I guess I shouldn’t complain too much about colds and flu — these two common illnesses are a large part of any primary care practice. Everyday I see several children who are excluded from school or day care, and I still have not been able to cure any of them.
Colds are caused by a variety of respiratory viruses — over 200 different types. Adults typically get two or three colds a year; children get twice as many. Younger children in day care or preschool can average up to nine per year, either separate infections, or back-to-back. I call this the Cold-of-the-Month Club.
The reason children get so many colds comes down to two factors: hygiene and immune response. As we all know, children do not have the most effective hygiene. They are poor hand-washers and excellent nose-pickers. It can take several years and a several dozen colds to form a protective immune system against colds. Usually by age six, kids are doing a bit better in the cold department. We are never fully immune to viral infections, however. When children get colds at school or day-care, they bring them home.
By the time children show the symptoms of a cold, they have spread it around for at least a day. The contagious period for most colds is only for the first few days, even though the classic symptoms of a runny nose and coughing can hang on for a week or so. When you have one cold, you can still catch another before the first one abates. These back-to-back colds can cause symptoms to last a long time I have video proof of my daughter coughing for about four months after starting preschool, all from these coalescing viruses. The more social a person becomes; the more colds they will acquire.
Hygiene practices in day care or preschool are pretty good; better than most homes. However, you can’t sanitize a child; only the things they touch. Hygiene procedures in elementary school are deplorable.
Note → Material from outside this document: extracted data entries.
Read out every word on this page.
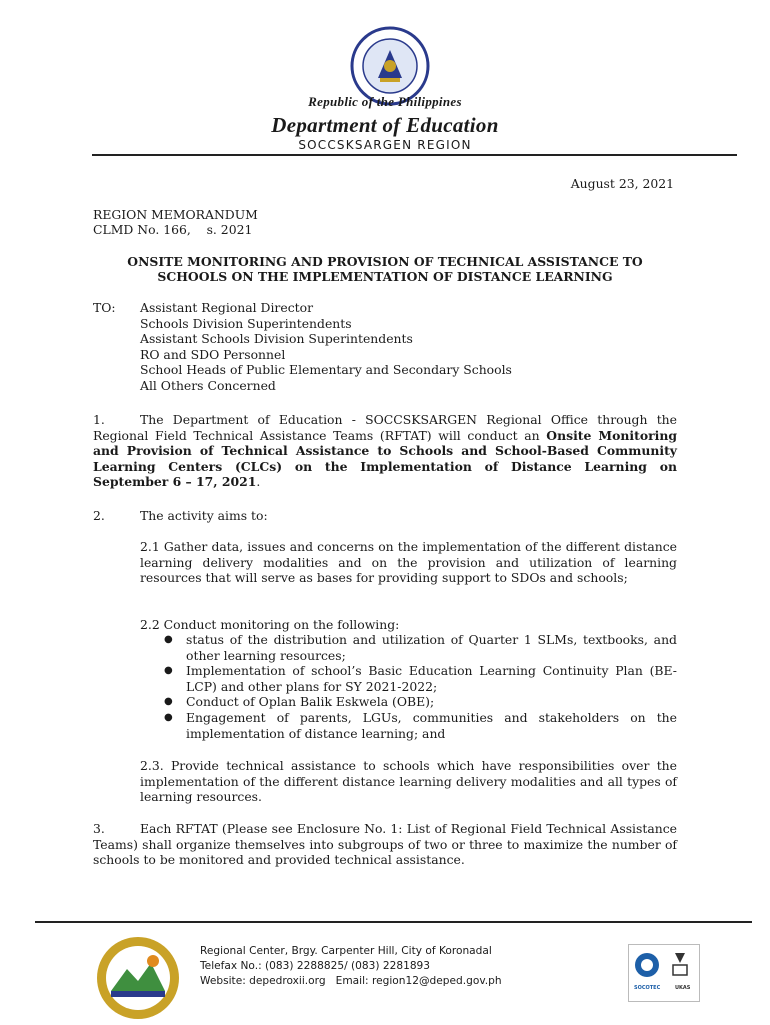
Republic of the Philippines
Department of Education
SOCCSKSARGEN REGION
August 23, 2021
REGION MEMORANDUM
CLMD No. 166,    s. 2021
ONSITE MONITORING AND PROVISION OF TECHNICAL ASSISTANCE TO
SCHOOLS ON THE IMPLEMENTATION OF DISTANCE LEARNING
TO: Assistant Regional Director
Schools Division Superintendents
Assistant Schools Division Superintendents
RO and SDO Personnel
School Heads of Public Elementary and Secondary Schools
All Others Concerned
1.	The Department of Education - SOCCSKSARGEN Regional Office through the Regional Field Technical Assistance Teams (RFTAT) will conduct an Onsite Monitoring and Provision of Technical Assistance to Schools and School-Based Community Learning Centers (CLCs) on the Implementation of Distance Learning on September 6 – 17, 2021.
2.	The activity aims to:
2.1 Gather data, issues and concerns on the implementation of the different distance learning delivery modalities and on the provision and utilization of learning resources that will serve as bases for providing support to SDOs and schools;
2.2 Conduct monitoring on the following:
● status of the distribution and utilization of Quarter 1 SLMs, textbooks, and other learning resources;
● Implementation of school’s Basic Education Learning Continuity Plan (BE-LCP) and other plans for SY 2021-2022;
● Conduct of Oplan Balik Eskwela (OBE);
● Engagement of parents, LGUs, communities and stakeholders on the implementation of distance learning; and
2.3. Provide technical assistance to schools which have responsibilities over the implementation of the different distance learning delivery modalities and all types of learning resources.
3.	Each RFTAT (Please see Enclosure No. 1: List of Regional Field Technical Assistance Teams) shall organize themselves into subgroups of two or three to maximize the number of schools to be monitored and provided technical assistance.
Regional Center, Brgy. Carpenter Hill, City of Koronadal
Telefax No.: (083) 2288825/ (083) 2281893
Website: depedroxii.org   Email: region12@deped.gov.ph
SOCOTEC	UKAS
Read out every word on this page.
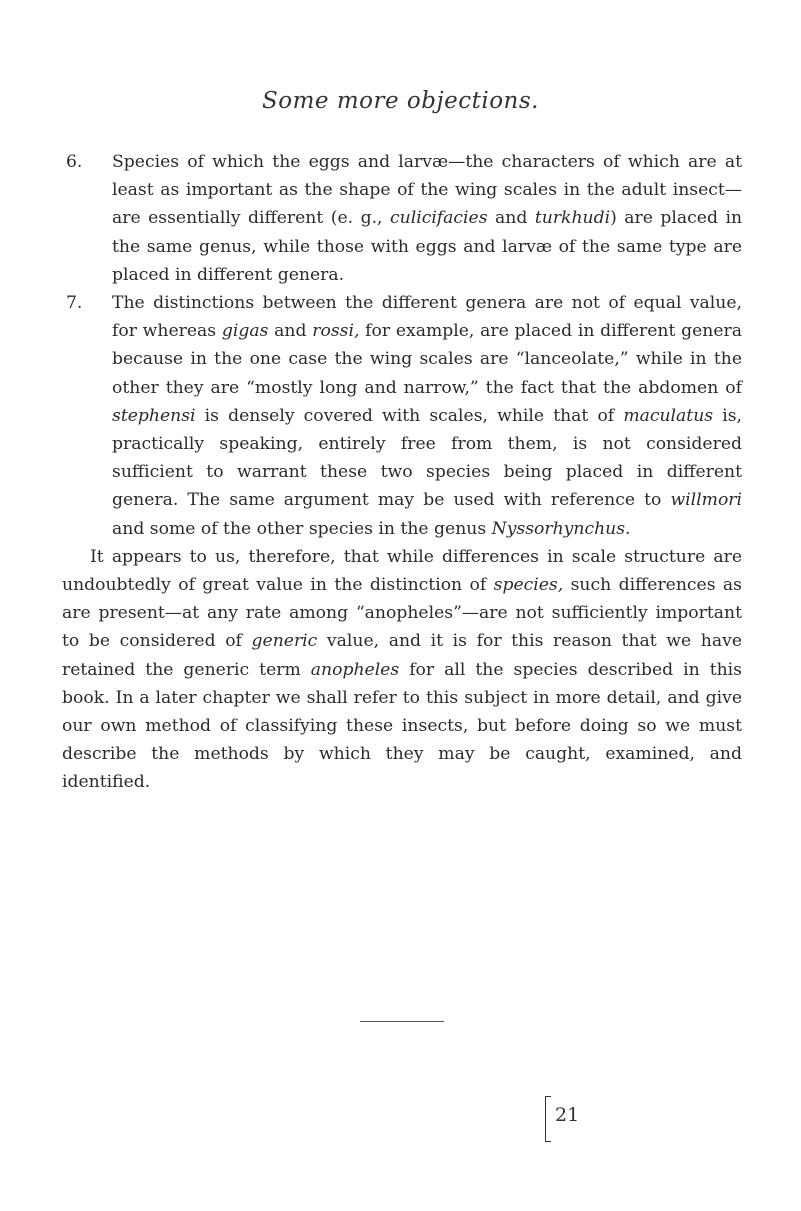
Some more objections.
6.	Species of which the eggs and larvæ—the characters of which are at least as important as the shape of the wing scales in the adult insect—are essentially different (e. g., culicifacies and turkhudi) are placed in the same genus, while those with eggs and larvæ of the same type are placed in different genera.
7.	The distinctions between the different genera are not of equal value, for whereas gigas and rossi, for example, are placed in different genera because in the one case the wing scales are “lanceolate,” while in the other they are “mostly long and narrow,” the fact that the abdomen of stephensi is densely covered with scales, while that of maculatus is, practically speaking, entirely free from them, is not considered sufficient to warrant these two species being placed in different genera. The same argument may be used with reference to willmori and some of the other species in the genus Nyssorhynchus.

It appears to us, therefore, that while differences in scale structure are undoubtedly of great value in the distinction of species, such differences as are present—at any rate among “anopheles”—are not sufficiently important to be considered of generic value, and it is for this reason that we have retained the generic term anopheles for all the species described in this book. In a later chapter we shall refer to this subject in more detail, and give our own method of classifying these insects, but before doing so we must describe the methods by which they may be caught, examined, and identified.

21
I don’t think anyone disinfects surfaces anymore. The janitors just seem to empty the trash. Handwashing is one of the most effective cold preventative measures, and schools do stress it, but kids tend to skip it most of the time.
Kids cough and sneeze freely in the air. To limit the contamination of the hands, teachers often stress coughing and sneezing into the crook of the kids’ elbows, where they will contaminate their shirts in preparation for your after-school hug.
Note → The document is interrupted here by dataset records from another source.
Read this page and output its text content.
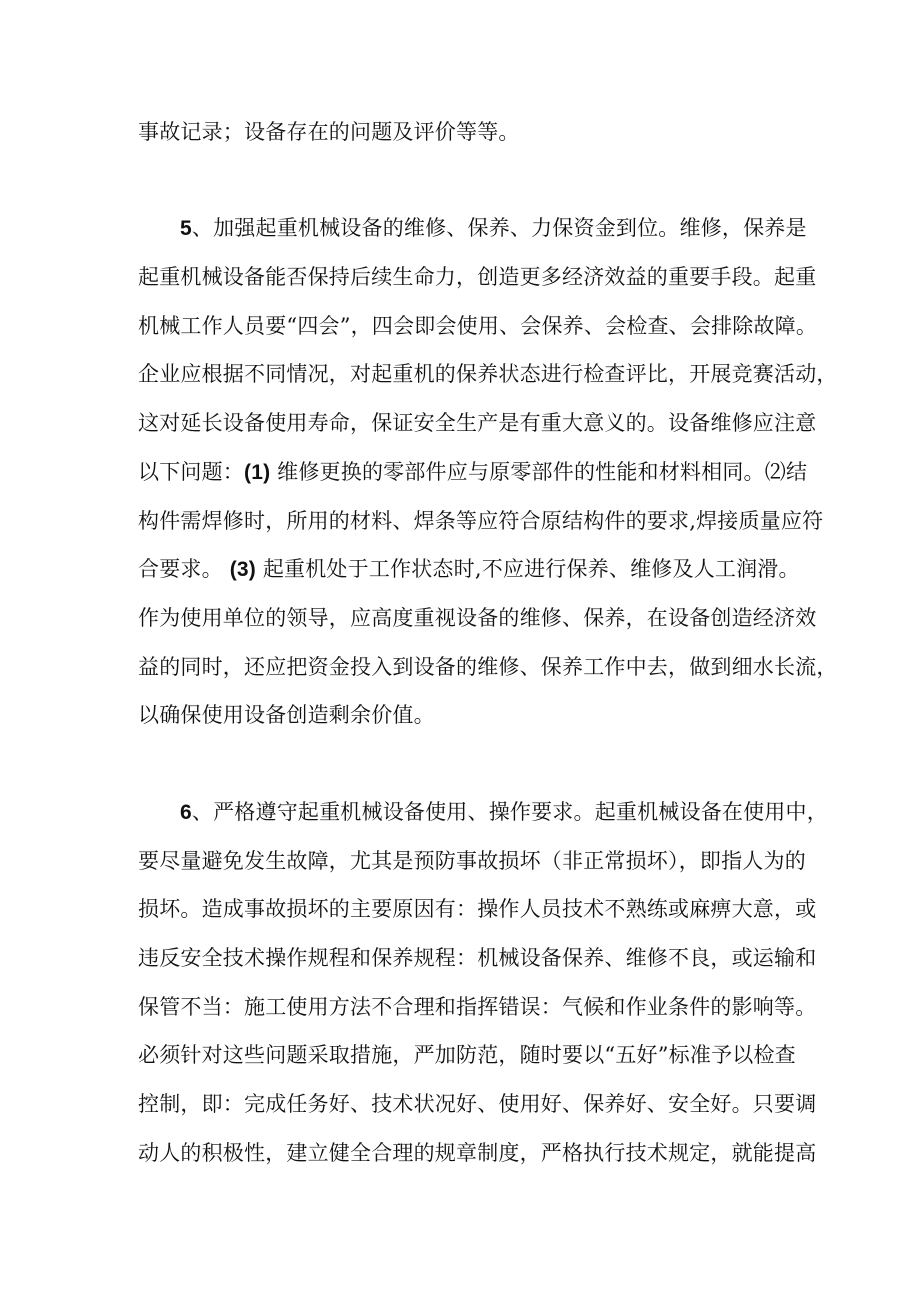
事故记录；设备存在的问题及评价等等。
5、加强起重机械设备的维修、保养、力保资金到位。维修，保养是
起重机械设备能否保持后续生命力，创造更多经济效益的重要手段。起重
机械工作人员要“四会”，四会即会使用、会保养、会检查、会排除故障。
企业应根据不同情况，对起重机的保养状态进行检查评比，开展竞赛活动，
这对延长设备使用寿命，保证安全生产是有重大意义的。设备维修应注意
以下问题：(1) 维修更换的零部件应与原零部件的性能和材料相同。⑵结
构件需焊修时，所用的材料、焊条等应符合原结构件的要求,焊接质量应符
合要求。 (3) 起重机处于工作状态时,不应进行保养、维修及人工润滑。
作为使用单位的领导，应高度重视设备的维修、保养，在设备创造经济效
益的同时，还应把资金投入到设备的维修、保养工作中去，做到细水长流，
以确保使用设备创造剩余价值。
6、严格遵守起重机械设备使用、操作要求。起重机械设备在使用中，
要尽量避免发生故障，尤其是预防事故损坏（非正常损坏），即指人为的
损坏。造成事故损坏的主要原因有：操作人员技术不熟练或麻痹大意，或
违反安全技术操作规程和保养规程：机械设备保养、维修不良，或运输和
保管不当：施工使用方法不合理和指挥错误：气候和作业条件的影响等。
必须针对这些问题采取措施，严加防范，随时要以“五好”标准予以检查
控制，即：完成任务好、技术状况好、使用好、保养好、安全好。只要调
动人的积极性，建立健全合理的规章制度，严格执行技术规定，就能提高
My sixth-grade teacher was a frightening tyrant when it came to covering your cough. She would openly chastise (yell at) any child who did not cover a cough with a tissue. As soon as she would hear a cough or sneeze, she would single you out with her homing sense. One day, a cough caught me off-guard. It was just a little hack, but I watched in horror as a loogie emerged from my throat and went sailing toward her desk where she was sitting. My heart stopped as this rogue loogie landed on her desk pad. I thought that my life was over, but I got an unexpected reprieve. She didn’t notice the gift, and mindlessly piled some papers on top of it. My heart started beating again.
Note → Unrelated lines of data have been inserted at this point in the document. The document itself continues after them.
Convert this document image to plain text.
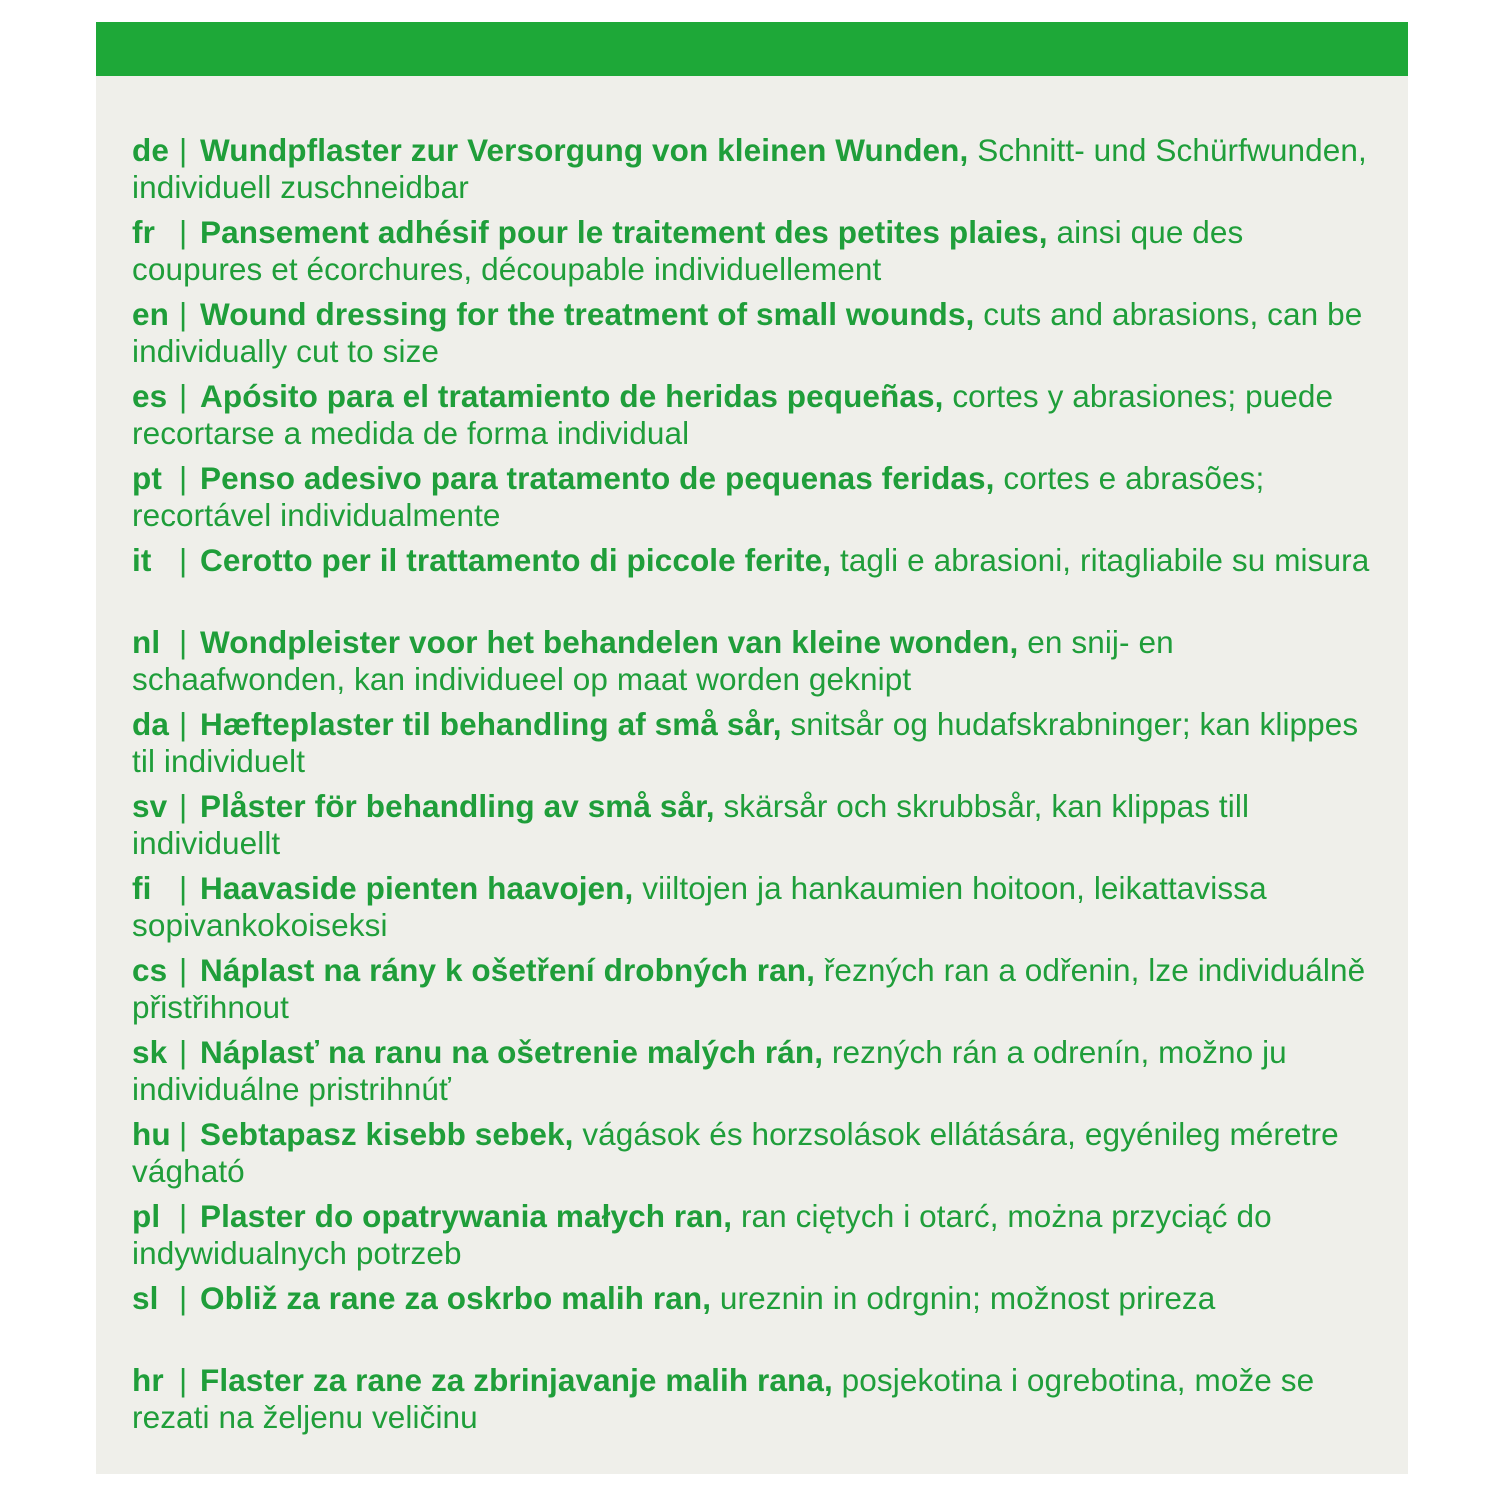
de | Wundpflaster zur Versorgung von kleinen Wunden, Schnitt- und Schürfwunden, individuell zuschneidbar
fr | Pansement adhésif pour le traitement des petites plaies, ainsi que des coupures et écorchures, découpable individuellement
en | Wound dressing for the treatment of small wounds, cuts and abrasions, can be individually cut to size
es | Apósito para el tratamiento de heridas pequeñas, cortes y abrasiones; puede recortarse a medida de forma individual
pt | Penso adesivo para tratamento de pequenas feridas, cortes e abrasões; recortável individualmente
it | Cerotto per il trattamento di piccole ferite, tagli e abrasioni, ritagliabile su misura
nl | Wondpleister voor het behandelen van kleine wonden, en snij- en schaafwonden, kan individueel op maat worden geknipt
da | Hæfteplaster til behandling af små sår, snitsår og hudafskrabninger; kan klippes til individuelt
sv | Plåster för behandling av små sår, skärsår och skrubbsår, kan klippas till individuellt
fi | Haavaside pienten haavojen, viiltojen ja hankaumien hoitoon, leikattavissa sopivankokoiseksi
cs | Náplast na rány k ošetření drobných ran, řezných ran a odřenin, lze individuálně přistřihnout
sk | Náplasť na ranu na ošetrenie malých rán, rezných rán a odrenín, možno ju individuálne pristrihnúť
hu | Sebtapasz kisebb sebek, vágások és horzsolások ellátására, egyénileg méretre vágható
pl | Plaster do opatrywania małych ran, ran ciętych i otarć, można przyciąć do indywidualnych potrzeb
sl | Obliž za rane za oskrbo malih ran, ureznin in odrgnin; možnost prireza
hr | Flaster za rane za zbrinjavanje malih rana, posjekotina i ogrebotina, može se rezati na željenu veličinu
There is nothing that can shorten the duration of a cold, and it seems silly to me to exclude a child from school when they have cold. If they are sick or feverish, they should be home, but if they just have a snotty nose, they really can go to school. Coughing can be disruptive in class, so there is nothing wrong with using a non-sedating cough suppressant or providing some cough drops. Drippy noses can be controlled with a non-sedating antihistamine, but this will not cure them. Only “tincture of time” will cure a cold. I can offer medical advice, symptom control suggestions, and exam a person for possible secondary infections, but only your immune system can cure a cold. If you get better while under my care, I will take the credit, though.